O WEAVE planeia realizar oito grandes pesquisas durante os próximos cinco anos, estudando tudo, desde anãs brancas próximas até galáxias extremamente distantes. Como parte deste projeto, o Survey of Stellar, Circular and Interstellar Physics, liderado pelo Professor Drew, observou uma série de nebulosas ionizadas adicionais na parte norte da Via Láctea.
Dr. Wesson observou que estruturas semelhantes podem ser comuns. “Seria muito surpreendente se as barras de ferro no anel fossem únicas. Por isso, esperamos que, à medida que observarmos e analisarmos mais nebulosas criadas da mesma forma, encontraremos mais exemplos deste fenómeno, o que nos ajudará a compreender de onde vem o ferro.”
O professor Scott Trager, cientista do projeto WEAVE na Universidade de Groningen, acrescentou: “A descoberta desta estrutura fascinante e até então desconhecida numa joia do céu noturno amada pelos observadores do céu no Hemisfério Norte demonstra as incríveis capacidades do WEAVE. Estamos ansiosos por muitas mais descobertas deste novo instrumento.”
notas
- 1 Veja, por exemplo. https://www.ucl.ac.uk/news/2023/aug/second-james-webb-image-ring-nebula-hints-dying-stars-companion https://www.cardiff.ac.uk/news/view/2739414-astronomomers-spy-structs-that-no-previous-telescope-could-detect-in-new-images-of-dying-star
- A Nebulosa do Anel também é conhecida como M 57 – a 57ª lista no catálogo “Nebulosas e Aglomerados Estelares” de Messier. John LE Dreyer também o incluiu em seu Novo Catálogo Geral, publicado pela primeira vez pela Royal Astronomical Society em 1888 como NGC 6720.
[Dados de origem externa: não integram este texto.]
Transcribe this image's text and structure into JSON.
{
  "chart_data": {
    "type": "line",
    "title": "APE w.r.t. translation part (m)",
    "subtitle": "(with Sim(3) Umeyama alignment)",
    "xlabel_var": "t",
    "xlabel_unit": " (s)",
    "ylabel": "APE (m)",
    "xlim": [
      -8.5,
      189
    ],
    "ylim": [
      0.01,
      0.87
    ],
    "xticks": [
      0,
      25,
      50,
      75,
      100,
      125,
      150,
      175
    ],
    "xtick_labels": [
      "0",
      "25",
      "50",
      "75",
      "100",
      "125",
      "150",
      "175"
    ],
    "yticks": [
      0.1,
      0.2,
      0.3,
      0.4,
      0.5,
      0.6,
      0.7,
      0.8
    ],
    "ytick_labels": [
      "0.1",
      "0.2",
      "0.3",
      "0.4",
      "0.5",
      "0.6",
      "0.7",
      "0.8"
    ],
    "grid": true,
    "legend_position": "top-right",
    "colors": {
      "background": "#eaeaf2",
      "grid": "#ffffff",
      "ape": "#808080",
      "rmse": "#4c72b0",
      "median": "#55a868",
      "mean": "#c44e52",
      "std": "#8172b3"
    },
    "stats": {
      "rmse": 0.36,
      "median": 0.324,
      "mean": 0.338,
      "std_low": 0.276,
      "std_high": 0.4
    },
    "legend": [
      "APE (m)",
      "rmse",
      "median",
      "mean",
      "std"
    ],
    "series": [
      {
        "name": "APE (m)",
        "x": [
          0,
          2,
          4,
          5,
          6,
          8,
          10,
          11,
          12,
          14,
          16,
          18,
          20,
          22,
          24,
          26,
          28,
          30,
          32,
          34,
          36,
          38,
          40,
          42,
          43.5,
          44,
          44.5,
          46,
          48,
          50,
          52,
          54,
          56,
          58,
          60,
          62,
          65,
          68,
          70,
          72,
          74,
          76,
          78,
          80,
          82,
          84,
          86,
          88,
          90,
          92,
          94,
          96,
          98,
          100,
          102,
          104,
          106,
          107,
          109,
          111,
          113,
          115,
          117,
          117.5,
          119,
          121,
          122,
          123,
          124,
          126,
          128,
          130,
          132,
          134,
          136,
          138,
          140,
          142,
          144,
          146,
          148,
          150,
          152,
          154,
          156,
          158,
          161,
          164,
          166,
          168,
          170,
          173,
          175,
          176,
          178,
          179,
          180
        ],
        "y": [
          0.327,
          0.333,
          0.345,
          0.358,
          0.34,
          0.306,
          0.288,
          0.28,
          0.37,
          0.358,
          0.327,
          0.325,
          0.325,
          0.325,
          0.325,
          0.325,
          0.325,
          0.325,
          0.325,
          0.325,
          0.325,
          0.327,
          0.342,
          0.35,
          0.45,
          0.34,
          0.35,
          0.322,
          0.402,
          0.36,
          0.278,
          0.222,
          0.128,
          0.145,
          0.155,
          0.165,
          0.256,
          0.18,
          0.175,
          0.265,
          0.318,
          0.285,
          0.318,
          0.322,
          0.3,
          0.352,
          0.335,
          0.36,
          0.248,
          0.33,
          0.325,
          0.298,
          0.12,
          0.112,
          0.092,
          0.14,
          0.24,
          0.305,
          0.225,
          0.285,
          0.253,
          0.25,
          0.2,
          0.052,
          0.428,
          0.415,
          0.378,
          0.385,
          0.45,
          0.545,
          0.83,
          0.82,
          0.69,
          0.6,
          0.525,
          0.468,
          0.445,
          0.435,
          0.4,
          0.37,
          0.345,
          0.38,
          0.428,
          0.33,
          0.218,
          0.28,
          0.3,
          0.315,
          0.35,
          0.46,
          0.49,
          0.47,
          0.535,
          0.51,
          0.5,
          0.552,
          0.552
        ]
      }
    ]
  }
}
- Quando uma estrela como o Sol fica sem combustível de hidrogénio, expande-se para uma gigante vermelha extrema e liberta as suas camadas exteriores, depois desliza para formar uma concha brilhante. As conchas criadas desta forma são conhecidas na astronomia como nebulosas planetárias. O que resta do núcleo estelar torna-se uma anã branca, que já não queima qualquer combustível, mas continua a brilhar à medida que arrefece lentamente ao longo de milhares de milhões de anos. A Nebulosa do Anel é uma nebulosa planetária localizada a 2.600 anos-luz (ou 787 parsecs) de distância e que se acredita ter se formado há aproximadamente 4.000 anos. As ejeções das nebulosas planetárias devolvem o material formado nas estrelas para o espaço interestelar e são a fonte da maior parte do carbono e do nitrogênio do universo, componentes essenciais da vida na Terra. Estrelas com mais de oito vezes a massa do Sol envelhecem de diferentes maneiras, terminando abruptamente as suas vidas em poderosas explosões chamadas supernovas à medida que colapsam para formar buracos negros ou estrelas de neutrões.
- O financiamento para o mecanismo WEAVE é fornecido pelo UKRI STFC, a Universidade de Oxford, NOVA, NWO, o Canary Institute of Astronomy (IAC), o Grupo de Parceiros Isaac Newton (STFC, NWO e Espanha, liderado pelo IAC), INAF, CNRS-INSU, o Observatório de Paris, a Região Ile-de-France, CONACYT através do INAOE, o Ministério da Saúde francês. Educação, Ciência e Desporto da República da Lituânia, Observatório Konkoli (CSFK), Instituto Max Planck de Astronomia (MPIA Heidelberg), Universidade de Lund, Instituto Leibniz de Astrofísica Potsdam (AIP), Conselho Sueco de Investigação, Comissão Europeia e Universidade da Pensilvânia. O consórcio de pesquisa WEAVE consiste no ING e seus três parceiros (representados por UKRI STFC, NWO e IAC, NOVA, INAF, GEPI, INAOE, Universidade de Vilnius, FTMC – Centro de Ciências Físicas e Tecnologia (Vilnius)), bem como participantes individuais do WEAVE. O site da WEAVE está localizado em https://weave-project.atlassian.net/wiki/display/WEAVE Uma lista completa de agências de financiamento e subsídios que apoiam o WEAVE pode ser encontrada em: https://weave-project.atlassian.net/wiki/display/WEAVE/WEAVE+Agradecimentos.
- O Telescópio William Herschel é o principal telescópio do Grupo Isaac Newton (ING), que por sua vez faz parte do Observatório Roque de los Muchachos em La Palma, Ilhas Canárias. O ING é operado conjuntamente pelo Reino Unido (STFC-UKRI), pelos Países Baixos (NWO) e pela Espanha (IAC, financiado pelo Ministério Espanhol da Ciência, Inovação e Universidades).